The Nature Conservancy also worked to acquire and protect other properties in the area. These have all been transferred to the State of Idaho and are now managed as part of the Thousand Springs State Park complex. They are open for the public to enjoy. And they’re home to tiny, rare species.
Burak and fellow biologist Dave Hopper are monitoring snail populations in Box Canyon today. Like so many natural treasures of the Magic Valley, it’s hard to find Box Canyon until you’re almost in it. We bounce along a rutted dirt road, scaring the occasional marmot and then: a deep gorge, with gushing blue water flowing through the canyon floor.

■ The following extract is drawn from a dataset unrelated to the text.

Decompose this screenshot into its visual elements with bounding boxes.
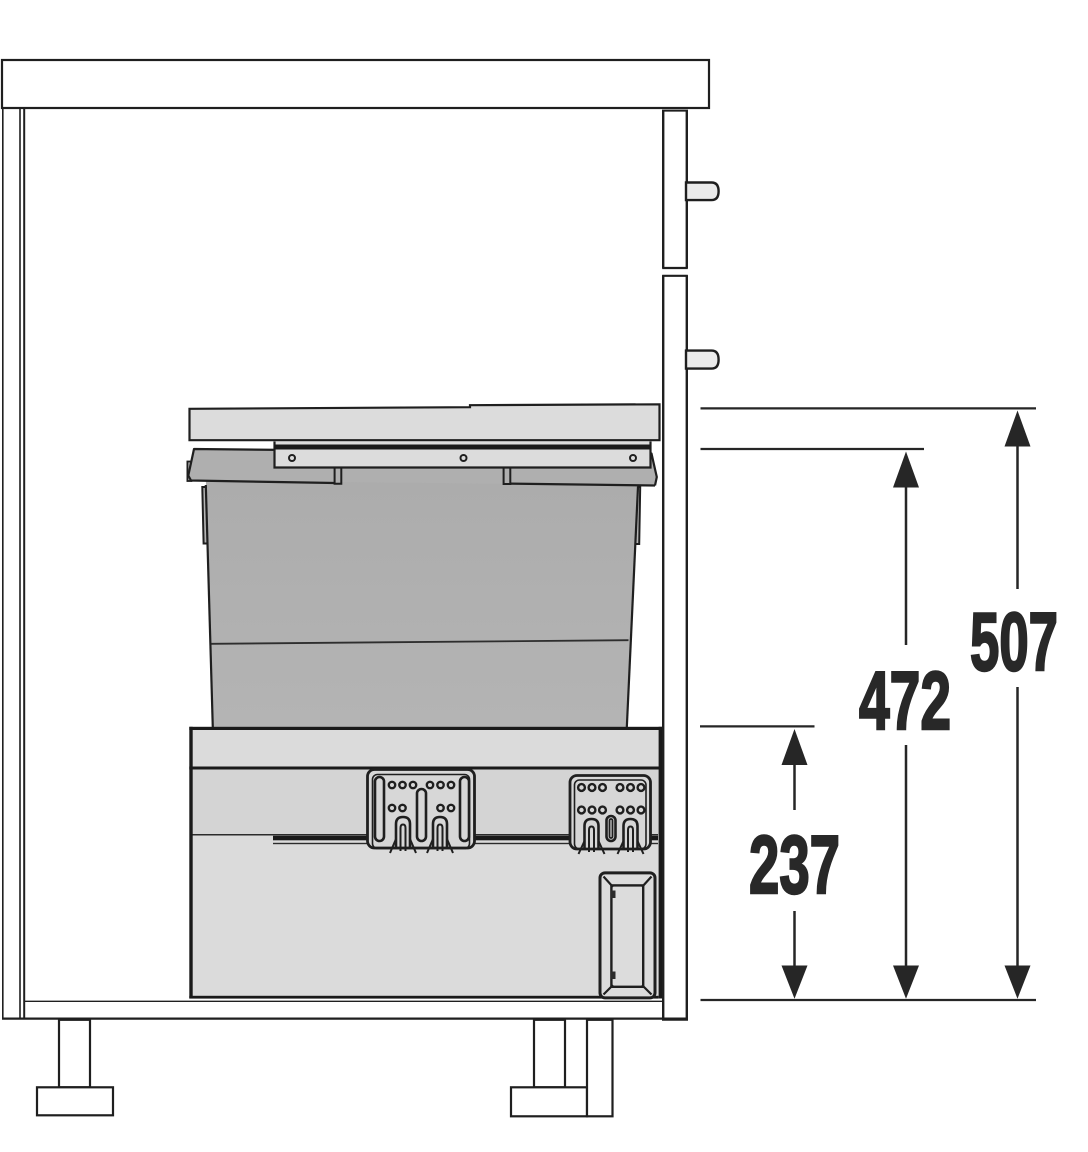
svg-text:507: 507 xyxy=(970,595,1058,688)
svg-text:472: 472 xyxy=(859,654,951,747)
svg-text:237: 237 xyxy=(749,818,840,911)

Books have been written on water in the arid West, but it’s still largely unknown how the various uses of these springs affect the snails. “We still don’t know a lot about the snails,” says Hopper, who has been monitoring them for more than 10 years. “We are trying to determine what factors influence their populations. These springs could be affected by increased nutrients and sedimentation. New Zealand mud snails, an invasive species, are in the Snake River, but we don’t currently find them cohabiting.”

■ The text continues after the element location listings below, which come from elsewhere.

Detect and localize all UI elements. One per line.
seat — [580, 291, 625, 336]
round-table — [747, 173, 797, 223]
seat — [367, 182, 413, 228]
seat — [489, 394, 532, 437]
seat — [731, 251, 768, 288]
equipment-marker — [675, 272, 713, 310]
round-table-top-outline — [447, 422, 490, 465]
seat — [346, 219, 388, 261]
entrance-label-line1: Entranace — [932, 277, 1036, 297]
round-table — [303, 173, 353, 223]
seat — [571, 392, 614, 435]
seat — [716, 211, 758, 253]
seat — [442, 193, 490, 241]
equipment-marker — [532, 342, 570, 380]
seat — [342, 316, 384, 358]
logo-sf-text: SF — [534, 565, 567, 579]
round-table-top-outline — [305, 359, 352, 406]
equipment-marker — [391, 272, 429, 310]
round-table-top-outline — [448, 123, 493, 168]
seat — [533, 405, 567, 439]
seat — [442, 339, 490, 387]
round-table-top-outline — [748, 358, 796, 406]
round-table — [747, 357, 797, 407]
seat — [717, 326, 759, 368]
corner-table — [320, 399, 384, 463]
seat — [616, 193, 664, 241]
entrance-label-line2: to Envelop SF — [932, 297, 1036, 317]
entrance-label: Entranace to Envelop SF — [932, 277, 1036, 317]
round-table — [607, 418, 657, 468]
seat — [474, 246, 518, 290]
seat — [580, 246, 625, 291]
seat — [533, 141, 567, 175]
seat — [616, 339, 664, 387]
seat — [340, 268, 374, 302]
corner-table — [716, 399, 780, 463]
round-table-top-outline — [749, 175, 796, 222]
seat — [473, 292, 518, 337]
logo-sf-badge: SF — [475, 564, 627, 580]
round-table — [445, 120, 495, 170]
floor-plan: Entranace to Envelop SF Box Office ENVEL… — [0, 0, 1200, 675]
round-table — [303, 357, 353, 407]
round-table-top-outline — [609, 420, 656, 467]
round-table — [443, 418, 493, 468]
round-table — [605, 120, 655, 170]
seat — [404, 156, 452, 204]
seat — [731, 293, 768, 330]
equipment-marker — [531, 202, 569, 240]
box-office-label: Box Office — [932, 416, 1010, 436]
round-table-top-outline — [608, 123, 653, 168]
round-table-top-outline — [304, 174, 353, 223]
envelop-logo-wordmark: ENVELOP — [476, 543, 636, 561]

Water quantity plays a significant role in the snail’s survival, too. “Diversions of water influence their survival. They just can’t move rapidly,” says Burak. “When water levels drop, the snails may be left high and dry. If the depth of water drops, it also shrinks their available habitat.”
Studying the snail is difficult. With so few in the springs, you can’t collect them for laboratory research. “We’re not even sure if we could replicate their habitat conditions and keep them alive in a laboratory,” says Hopper.

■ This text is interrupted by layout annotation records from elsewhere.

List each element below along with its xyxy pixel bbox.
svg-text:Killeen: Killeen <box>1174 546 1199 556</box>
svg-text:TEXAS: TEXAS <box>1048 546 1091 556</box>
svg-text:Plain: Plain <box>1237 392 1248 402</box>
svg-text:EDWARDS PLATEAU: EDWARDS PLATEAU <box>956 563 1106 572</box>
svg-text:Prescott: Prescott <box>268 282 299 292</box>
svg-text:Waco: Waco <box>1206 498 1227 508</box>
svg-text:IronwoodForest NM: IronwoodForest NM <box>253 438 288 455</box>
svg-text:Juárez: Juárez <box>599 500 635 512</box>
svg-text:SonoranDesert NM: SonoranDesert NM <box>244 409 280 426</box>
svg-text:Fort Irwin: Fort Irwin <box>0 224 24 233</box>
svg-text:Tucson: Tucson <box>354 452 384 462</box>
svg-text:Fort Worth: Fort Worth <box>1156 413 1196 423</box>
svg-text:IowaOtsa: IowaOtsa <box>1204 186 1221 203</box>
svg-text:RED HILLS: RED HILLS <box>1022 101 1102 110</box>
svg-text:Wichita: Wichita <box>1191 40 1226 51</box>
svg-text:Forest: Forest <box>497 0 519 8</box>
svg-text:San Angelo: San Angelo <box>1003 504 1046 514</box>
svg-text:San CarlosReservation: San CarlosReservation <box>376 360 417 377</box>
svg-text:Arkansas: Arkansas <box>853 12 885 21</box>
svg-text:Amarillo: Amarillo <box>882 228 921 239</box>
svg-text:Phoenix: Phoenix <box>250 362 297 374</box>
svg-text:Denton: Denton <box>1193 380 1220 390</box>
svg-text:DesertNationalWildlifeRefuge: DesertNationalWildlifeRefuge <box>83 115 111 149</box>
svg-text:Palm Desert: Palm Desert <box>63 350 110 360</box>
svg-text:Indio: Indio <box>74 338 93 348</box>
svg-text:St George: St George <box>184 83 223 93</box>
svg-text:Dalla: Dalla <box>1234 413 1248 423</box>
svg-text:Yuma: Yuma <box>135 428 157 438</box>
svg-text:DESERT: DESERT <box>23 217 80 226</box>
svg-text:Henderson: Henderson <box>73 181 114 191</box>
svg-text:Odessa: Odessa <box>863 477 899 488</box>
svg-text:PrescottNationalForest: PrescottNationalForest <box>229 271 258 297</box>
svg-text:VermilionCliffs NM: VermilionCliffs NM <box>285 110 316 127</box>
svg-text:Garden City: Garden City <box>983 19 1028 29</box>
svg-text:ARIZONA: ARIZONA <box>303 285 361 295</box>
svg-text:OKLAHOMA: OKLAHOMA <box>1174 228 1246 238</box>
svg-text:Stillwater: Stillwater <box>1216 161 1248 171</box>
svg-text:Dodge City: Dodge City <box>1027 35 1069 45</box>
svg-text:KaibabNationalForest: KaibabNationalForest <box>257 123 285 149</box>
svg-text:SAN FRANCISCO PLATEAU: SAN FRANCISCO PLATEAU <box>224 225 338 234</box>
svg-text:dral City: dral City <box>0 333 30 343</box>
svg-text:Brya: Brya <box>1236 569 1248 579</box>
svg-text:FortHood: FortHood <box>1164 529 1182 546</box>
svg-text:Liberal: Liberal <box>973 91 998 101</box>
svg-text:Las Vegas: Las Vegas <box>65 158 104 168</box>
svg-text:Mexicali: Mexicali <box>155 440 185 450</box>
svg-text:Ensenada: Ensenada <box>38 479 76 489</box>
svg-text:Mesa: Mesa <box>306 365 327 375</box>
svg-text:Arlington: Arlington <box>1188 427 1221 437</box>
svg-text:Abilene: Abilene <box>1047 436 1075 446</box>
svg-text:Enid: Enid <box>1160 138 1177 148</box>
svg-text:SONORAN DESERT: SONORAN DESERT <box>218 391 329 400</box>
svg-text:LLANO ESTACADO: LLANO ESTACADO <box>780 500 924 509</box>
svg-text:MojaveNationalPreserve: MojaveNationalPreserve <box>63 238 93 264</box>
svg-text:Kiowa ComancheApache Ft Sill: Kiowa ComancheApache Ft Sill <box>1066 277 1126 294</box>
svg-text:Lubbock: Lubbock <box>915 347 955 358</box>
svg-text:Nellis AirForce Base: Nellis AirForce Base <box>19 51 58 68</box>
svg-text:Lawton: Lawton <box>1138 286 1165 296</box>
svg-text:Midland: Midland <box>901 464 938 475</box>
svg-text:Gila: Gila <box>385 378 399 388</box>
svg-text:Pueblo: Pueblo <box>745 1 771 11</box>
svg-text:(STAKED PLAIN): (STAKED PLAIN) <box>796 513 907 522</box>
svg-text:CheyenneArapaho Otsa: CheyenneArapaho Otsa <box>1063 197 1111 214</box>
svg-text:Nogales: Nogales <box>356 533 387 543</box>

We get out of truck and head into the springs. In Box Canyon, the snails are found along the springs in a piece of habitat shorter than a football field. You can make it across the water in two leaps.
Burak and Hopper set to work picking up rocks. The snails are limpets, cone-shaped snails that attach to rocks. Hermaphrodites, they lay eggs on submerged rocks and boulders; the young crawl away to graze on miscroscopic algae – that cling on rocks and boulders.
As the biologists look at rocks, they call out the snails they are finding, both juveniles and adults. They’ve done this before, but they are never certain what they will find. They’ve recorded anywhere from hundreds of snails to as few as 50 at this location, suggesting periodic population crashes.
Burak calls me over and shows me a rock with 12 Banbury Springs lanx. The rocks look to be speckled with tiny lumps.
Field wildlife research often conjures images of radio-tagging grizzly bears and jumping out of helicopters. Here, though, it’s sifting through rocks. The canyon itself is striking, but the biologists are hunched over the stream, counting snails.
Covering the entire length of the snail’s habitat, even with the biologists’ thorough searching, doesn’t take long. They finish and add up their tallies: 110 snails.
“That’s twice as many as last year,” says Burak.
As a conservation writer in Idaho for the past 16 years, I’ve written a lot about the state’s wildlife. With huge tracts of public lands, including wilderness, the state is still home to wide-ranging beasts like grizzlies and wolverines, as well as long migration routes for pronghorn and mule deer. Conservationists talk about landscape connectivity a lot – keeping big swaths protected so wildlife can move around. A pronghorn migration can cover 100 miles; a wolverine can cover even more.
But landscape connectivity isn’t just about big spaces. And biodiversity conservation isn’t just about big creatures. The little snails we’re counting are perfectly adapted to these springs, themselves created by their own unique combination of geology and water. I’m glad the U.S. Fish and Wildlife Service is tracking their populations and their needs.
“Landscape scale is a relative term,” says Burak. “Landscape scale for these guys is the length of this truck. But it is influenced by an entire watershed.”